Predictive analytics techniques were deployed to predict the frequency of an IT Ticket getting reassigned in an online IT service management application. A robust predictive regression model was built, despite the predictor variables being largely categorical in nature. Poisson regression techniques were deployed to circumvent the non-normal behaviour exhibited by the target variable. The regression model enabled effective workforce planning to resolve IT incidents, based on the predicted reassignment frequency of the associated IT Ticket. The model also provided early warning signals of likely multiple reassignments, allowing better proactive management of high-priority IT incidents.
The client is a US-based provider of online IT service management products & solutions. The client’s product suite addresses its end-users’ IT service management needs through efficient routing of IT incidents (service requests) to appropriately-skilled service agents. For each service request received at the end-user’s site, an associated IT Ticket is assigned to a service agent.
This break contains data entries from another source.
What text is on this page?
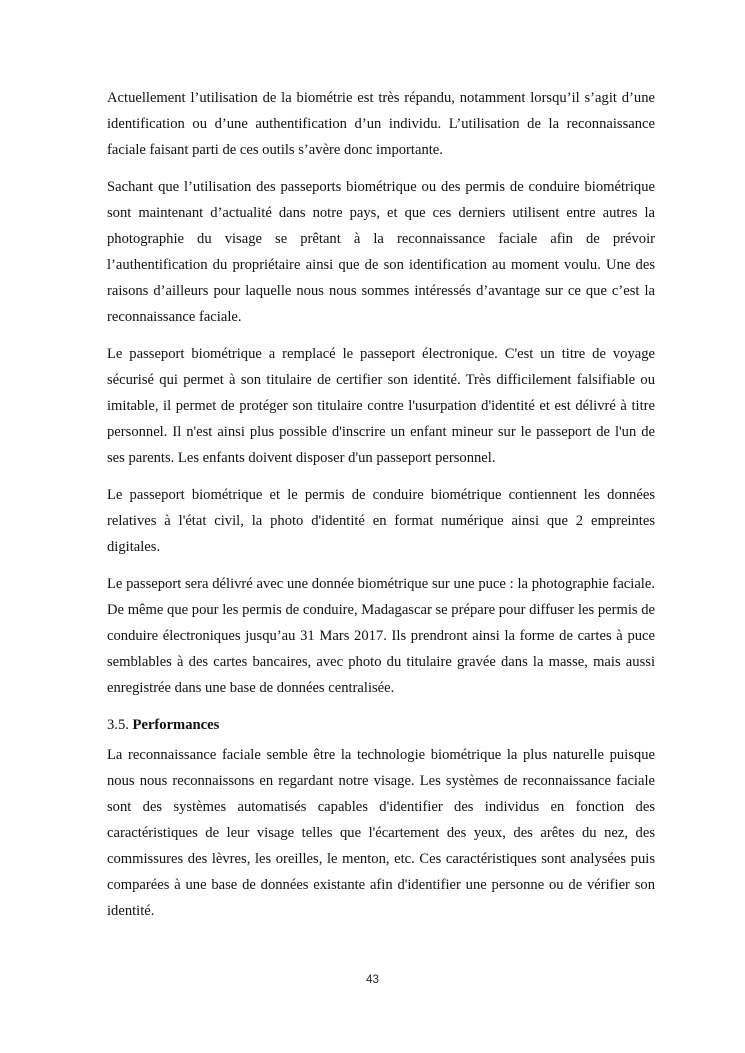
Actuellement l’utilisation de la biométrie est très répandu, notamment lorsqu’il s’agit d’une identification ou d’une authentification d’un individu. L’utilisation de la reconnaissance faciale faisant parti de ces outils s’avère donc importante.

Sachant que l’utilisation des passeports biométrique ou des permis de conduire biométrique sont maintenant d’actualité dans notre pays, et que ces derniers utilisent entre autres la photographie du visage se prêtant à la reconnaissance faciale afin de prévoir l’authentification du propriétaire ainsi que de son identification au moment voulu. Une des raisons d’ailleurs pour laquelle nous nous sommes intéressés d’avantage sur ce que c’est la reconnaissance faciale.

Le passeport biométrique a remplacé le passeport électronique. C'est un titre de voyage sécurisé qui permet à son titulaire de certifier son identité. Très difficilement falsifiable ou imitable, il permet de protéger son titulaire contre l'usurpation d'identité et est délivré à titre personnel. Il n'est ainsi plus possible d'inscrire un enfant mineur sur le passeport de l'un de ses parents. Les enfants doivent disposer d'un passeport personnel.

Le passeport biométrique et le permis de conduire biométrique contiennent les données relatives à l'état civil, la photo d'identité en format numérique ainsi que 2 empreintes digitales.

Le passeport sera délivré avec une donnée biométrique sur une puce : la photographie faciale. De même que pour les permis de conduire, Madagascar se prépare pour diffuser les permis de conduire électroniques jusqu’au 31 Mars 2017. Ils prendront ainsi la forme de cartes à puce semblables à des cartes bancaires, avec photo du titulaire gravée dans la masse, mais aussi enregistrée dans une base de données centralisée.

3.5. Performances

La reconnaissance faciale semble être la technologie biométrique la plus naturelle puisque nous nous reconnaissons en regardant notre visage. Les systèmes de reconnaissance faciale sont des systèmes automatisés capables d'identifier des individus en fonction des caractéristiques de leur visage telles que l'écartement des yeux, des arêtes du nez, des commissures des lèvres, les oreilles, le menton, etc. Ces caractéristiques sont analysées puis comparées à une base de données existante afin d'identifier une personne ou de vérifier son identité.

43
The performance of an IT service management system hinges critically on the robustness of the assignment of IT incidents (through IT Tickets) to service agents who attend to such IT incidents and resolve them. IT incidents can either be pre-recorded in internal systems (as is the case with scheduled software installation, upgrades, etc) or arrive at the IT service desk in a dynamic fashion (such as requests for bug fixes, unscheduled outages, etc). IT Incident Queue Management is very subjective due to the inherent nature of a typical IT service desk. Organizations have a number of popular queue-system designs to choose from, such as, single-queue single-desk, single-queue multiple-desk, multiple-queue single-desk, and multiple-queue multiple-desk. Across the world, there are many organizations that have extracted desired throughput levels from their service desks via the single-queue multiple-desk approach, as there are many others that prefer to deploy the multiple-queue multiple-desk configuration.
What works best for a particular organization depends substantially on its queue-system design and the mechanism used to assign IT incidents to service agents, apart from the depth & breadth of the skills & competencies of its service desk personnel. The best throughput is achieved when an IT incident is assigned to an agent that can resolve the incident in the least time. Hence, assigning an IT incident (i.e., the associated IT Ticket) to the ‘right’ service agent is a critical success factor for an effective & efficient IT service management system. Failure to assign the IT incident to the appropriate service agent necessitates subsequent reassignment of the IT Ticket (sometimes multiple reassignments), leading to delays in problem resolution and erosion of customer satisfaction levels.
Accordingly, it is imperative to minimize the need to reassign an IT Ticket and, to this end, predict the number of times an IT incident gets reassigned.
To predict the number of times an IT incident (or Ticket) gets reassigned, exploratory analysis was conducted on data sourced from the back-end database. The number of reassignments could depend on a number of factors, such as priority of the Ticket, severity of the problem, impact of the problem, location of the problem, reporting mode of the incident, location of the problem, type of the problem, etc. Data was available for over 150,000 IT incidents, and there were around 75 variables to describe the particulars of each incident.
While predicting the number of times an IT incident gets reassigned is of direct interest to the client, there is additional value in understanding if certain characteristics of an IT incident increase/ decrease the reassignment frequency of the said incident. Accordingly, whereas a straight-forward analytical approach involved Predictive Modelling, classification techniques were deployed as well (in particular, Segmentation) to uncover any underlying clusters among the IT incidents.
Standard predictive modelling techniques require the predictors to be numeric in nature. Of the 75 variables available in the data, only 10 were numeric, the rest being categorical in nature. This severely limited the applicability of standard techniques like linear or non-linear regression. While categorical data can be transformed via variable binning and dummy variable creation approaches, an additional challenge was unravelled – the target variable, i.e., the number of times an IT Ticket gets reassigned, does not follow a normal distribution, a key assumption under standard linear regression models.
As a more negative exponential relationship was found and, given the inherent nature of the target variable, a Poisson regression model was deemed a better fit to the situation. Accordingly, a Poisson regression model was built using several categorical and numeric variables. The model was validated using deviance residuals and rank ordering of the regression model.
The final solution was built through a Poisson regression model. The final model built rank ordered well in the development sample, and also performed significantly well with test data and validation data.
Using the Poisson regression model, the client was able to predict the number of possible reassignments for an IT Ticket. Based on such prediction, the client was able to plan the workforce required to provide a resolution to the IT incident. In addition, the model provides an early warning of an IT Ticket being reassigned multiple times. Such early warning signals enable to client’s IT service team to manage high-priority IT Tickets in advance and stop escalations of such high-priority IT incidents.